Anterior cervical surgery usually causes dysphagia. Currently, it is considered that dysphagia may be related to increased esophageal pressure during plate implantation or postoperative soft-tissue edema, [32]esophageal injury, postoperative hematoma, and the formation of adhesion around the implanted cervical plate, [17, 33] Several experts also indicate that dysphagia is related to the thickness of the titanium plate at the fusion level.[34] In this study, no patients developed dysphagia following ACDF treatment. No profile higher than the surface of the vertebral body after the ROI-C plug-in fusion cage was completely inserted into the intervertebral space, could avoid contact between the implant and the esophagus or other soft tissues in front of the cervical spine. This separation could eliminate any mechanical stimulation of implantation against esophagus as well as potentially avoid dysphagia. From these observations, the ROI-C plug-in fusion cage is considered a safe and effective treatment for long-level cervical disc herniation .

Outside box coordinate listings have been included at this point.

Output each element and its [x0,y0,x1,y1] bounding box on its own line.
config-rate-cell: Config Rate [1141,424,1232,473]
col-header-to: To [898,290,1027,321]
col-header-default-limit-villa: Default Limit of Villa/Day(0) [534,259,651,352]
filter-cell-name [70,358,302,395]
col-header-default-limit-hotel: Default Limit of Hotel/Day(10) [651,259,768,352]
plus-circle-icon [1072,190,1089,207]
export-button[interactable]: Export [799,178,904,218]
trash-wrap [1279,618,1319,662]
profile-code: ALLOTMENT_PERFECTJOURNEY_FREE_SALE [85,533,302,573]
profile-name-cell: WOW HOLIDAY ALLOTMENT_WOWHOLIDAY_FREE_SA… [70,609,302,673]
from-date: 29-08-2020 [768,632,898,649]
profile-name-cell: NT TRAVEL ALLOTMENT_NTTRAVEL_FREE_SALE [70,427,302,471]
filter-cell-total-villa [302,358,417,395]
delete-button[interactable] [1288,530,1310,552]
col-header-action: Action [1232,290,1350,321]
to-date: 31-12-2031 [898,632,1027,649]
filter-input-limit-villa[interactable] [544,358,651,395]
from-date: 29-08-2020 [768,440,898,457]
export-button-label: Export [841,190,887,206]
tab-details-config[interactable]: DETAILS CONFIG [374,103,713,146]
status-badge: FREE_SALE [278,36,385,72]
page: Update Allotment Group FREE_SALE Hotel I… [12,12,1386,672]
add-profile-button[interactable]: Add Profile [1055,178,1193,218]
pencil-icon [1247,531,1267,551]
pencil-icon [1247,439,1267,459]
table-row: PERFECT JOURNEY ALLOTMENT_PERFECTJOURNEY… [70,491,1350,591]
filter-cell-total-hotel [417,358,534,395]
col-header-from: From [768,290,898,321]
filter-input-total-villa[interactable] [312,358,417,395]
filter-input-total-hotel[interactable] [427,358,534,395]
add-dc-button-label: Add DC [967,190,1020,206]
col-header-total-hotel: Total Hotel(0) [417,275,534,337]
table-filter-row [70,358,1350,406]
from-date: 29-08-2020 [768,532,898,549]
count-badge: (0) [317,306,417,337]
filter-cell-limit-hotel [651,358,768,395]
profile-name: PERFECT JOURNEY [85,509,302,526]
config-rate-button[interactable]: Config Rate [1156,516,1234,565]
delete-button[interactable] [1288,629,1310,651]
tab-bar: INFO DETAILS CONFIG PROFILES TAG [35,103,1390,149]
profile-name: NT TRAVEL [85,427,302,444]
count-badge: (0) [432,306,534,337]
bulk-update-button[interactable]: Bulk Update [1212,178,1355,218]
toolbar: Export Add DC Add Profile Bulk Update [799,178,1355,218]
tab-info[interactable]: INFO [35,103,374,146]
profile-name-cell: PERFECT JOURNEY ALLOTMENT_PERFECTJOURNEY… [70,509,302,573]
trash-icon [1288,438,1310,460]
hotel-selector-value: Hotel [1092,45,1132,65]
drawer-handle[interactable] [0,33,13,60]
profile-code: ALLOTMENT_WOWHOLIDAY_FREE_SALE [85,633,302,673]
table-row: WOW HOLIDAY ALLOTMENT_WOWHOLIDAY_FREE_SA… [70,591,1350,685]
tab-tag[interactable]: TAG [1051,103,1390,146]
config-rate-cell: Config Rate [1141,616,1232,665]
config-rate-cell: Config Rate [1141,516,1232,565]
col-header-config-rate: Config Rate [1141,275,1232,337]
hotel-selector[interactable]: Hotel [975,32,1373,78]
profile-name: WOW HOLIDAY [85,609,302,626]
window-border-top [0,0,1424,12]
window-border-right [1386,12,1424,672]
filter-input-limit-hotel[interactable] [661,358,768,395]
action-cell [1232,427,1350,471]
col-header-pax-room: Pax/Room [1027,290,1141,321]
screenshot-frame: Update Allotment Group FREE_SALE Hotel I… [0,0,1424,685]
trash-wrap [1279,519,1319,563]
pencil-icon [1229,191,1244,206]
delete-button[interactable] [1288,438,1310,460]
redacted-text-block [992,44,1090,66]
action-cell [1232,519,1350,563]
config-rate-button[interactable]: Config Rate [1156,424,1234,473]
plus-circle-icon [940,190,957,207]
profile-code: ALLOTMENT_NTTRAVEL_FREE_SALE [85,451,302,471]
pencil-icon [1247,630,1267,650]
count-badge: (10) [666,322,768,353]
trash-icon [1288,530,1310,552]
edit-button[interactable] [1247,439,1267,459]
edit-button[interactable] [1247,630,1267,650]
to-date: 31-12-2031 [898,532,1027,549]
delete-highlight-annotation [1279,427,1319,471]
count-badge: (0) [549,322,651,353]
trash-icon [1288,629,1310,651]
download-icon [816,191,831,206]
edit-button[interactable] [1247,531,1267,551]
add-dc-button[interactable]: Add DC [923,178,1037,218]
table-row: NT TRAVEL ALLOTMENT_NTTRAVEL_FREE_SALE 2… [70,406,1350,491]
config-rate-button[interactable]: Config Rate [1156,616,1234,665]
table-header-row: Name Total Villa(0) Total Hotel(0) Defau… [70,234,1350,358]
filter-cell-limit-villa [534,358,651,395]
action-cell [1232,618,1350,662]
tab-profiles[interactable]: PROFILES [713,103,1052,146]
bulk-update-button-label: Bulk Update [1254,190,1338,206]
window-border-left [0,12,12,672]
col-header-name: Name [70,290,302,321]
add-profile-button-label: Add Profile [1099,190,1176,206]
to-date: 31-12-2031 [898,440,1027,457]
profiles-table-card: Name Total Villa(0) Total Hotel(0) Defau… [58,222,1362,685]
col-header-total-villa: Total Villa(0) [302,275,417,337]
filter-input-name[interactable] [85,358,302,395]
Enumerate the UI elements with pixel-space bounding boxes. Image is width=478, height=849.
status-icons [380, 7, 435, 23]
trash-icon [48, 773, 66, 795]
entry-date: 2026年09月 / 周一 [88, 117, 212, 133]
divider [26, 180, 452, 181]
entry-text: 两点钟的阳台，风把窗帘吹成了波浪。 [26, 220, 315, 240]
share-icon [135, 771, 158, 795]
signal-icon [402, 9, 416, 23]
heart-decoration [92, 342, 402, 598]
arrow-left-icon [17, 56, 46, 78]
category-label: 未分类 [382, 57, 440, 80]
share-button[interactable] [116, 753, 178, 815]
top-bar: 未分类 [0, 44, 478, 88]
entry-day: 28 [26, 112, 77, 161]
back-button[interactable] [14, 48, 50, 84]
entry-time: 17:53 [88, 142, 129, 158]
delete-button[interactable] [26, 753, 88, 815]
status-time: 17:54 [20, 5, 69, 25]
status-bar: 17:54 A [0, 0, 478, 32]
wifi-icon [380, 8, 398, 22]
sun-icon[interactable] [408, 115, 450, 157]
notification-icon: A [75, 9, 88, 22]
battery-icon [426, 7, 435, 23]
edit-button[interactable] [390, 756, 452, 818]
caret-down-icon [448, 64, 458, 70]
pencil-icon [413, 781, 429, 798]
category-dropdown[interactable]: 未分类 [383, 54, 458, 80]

C5 paralysis is a common complication of cervical surgery. Shou et al. [35] conducted a meta-analysis of available clinical data and found that the incidence of C5 paralysis in the ACDF and LAMP groups was 3.3% and 5.1%, respectively. In this study, the incidence of C5 paralysis in the LAMP group was 5.56%. The increased incidence may be attributed to the amplification of the spinal canal which in turn facilitates the drifting of the spinal cord to the dorsal side; thus, involving the C5 nerve root after the cervical posterior open-door surgery. The ACDF patients did not develop C5 paralysis, which may be explained by the fact that neurologic decompression in ACDF was limited to the intervertebral space, conventional enlargement of the bilateral intervertebral foramen and no overdistraction of intervertebral space. To avoid C5 paralysis, Tsuji et al. [36] limited the lamina opening angle to 53.5°to minimize spinal cord drift. Katsumi et al. [37] reduced the incidence of C5 paralysis by preventive decompression of the bilateral C4-5 intervertebral foramen. Large intervertebral height, over correction of cervical curvature, and a narrow C4-5 intervertebral foramen may be risk factors for C5 paralysis following ACDF treatment. Therefore, a reasonable plan of cervical sagittal reconstruction before the operation may reduce the incidence of C5 paralysis following ACDF treatment.